The six banks involved in this move include the Government Savings Bank, the Government Housing Bank, the SME Development Bank, the Export-Import Bank of Thailand, the Thai Credit Guarantee Corporation, and the Islamic Bank of Thailand. Notably, the Export-Import Bank (EXIM Bank) has specified a reduction in its prime rate from 6.60% to 6.35%, marking a significant adjustment in lending practices.
Rak Vorrakitpokatorn, president of the EXIM Bank, highlighted that this latest rate cut complements a prior 0.15% reduction implemented on April 18th, amounting to an overall reduction of 0.40% in lending rates. Similarly, Kamonphob Veerapala, president of the Government Housing Bank, affirmed that the lending rate for creditworthy clients will be slashed from 6.795% to 6.545%, effective May 1st.

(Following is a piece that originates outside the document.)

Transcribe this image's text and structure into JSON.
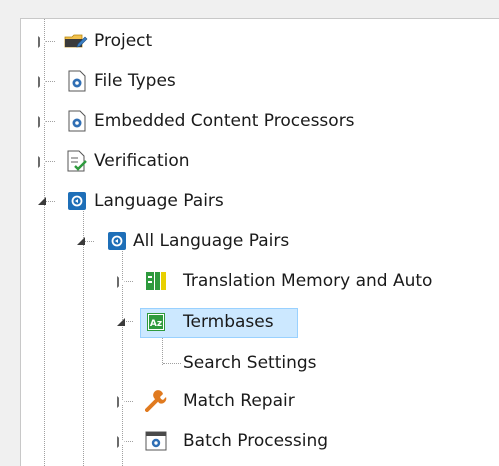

This initiative is poised to benefit approximately 18 million bank account holders, particularly those facing financial vulnerability. In tandem with the lending rate adjustments, the Government Housing Bank has introduced a new savings account, encouraging individuals to cultivate a habit of saving. With a minimum deposit of 500 baht, account holders stand to gain an interest rate of 1.95% on deposits not exceeding 200,000 baht, fostering a culture of financial prudence amidst economic uncertainties.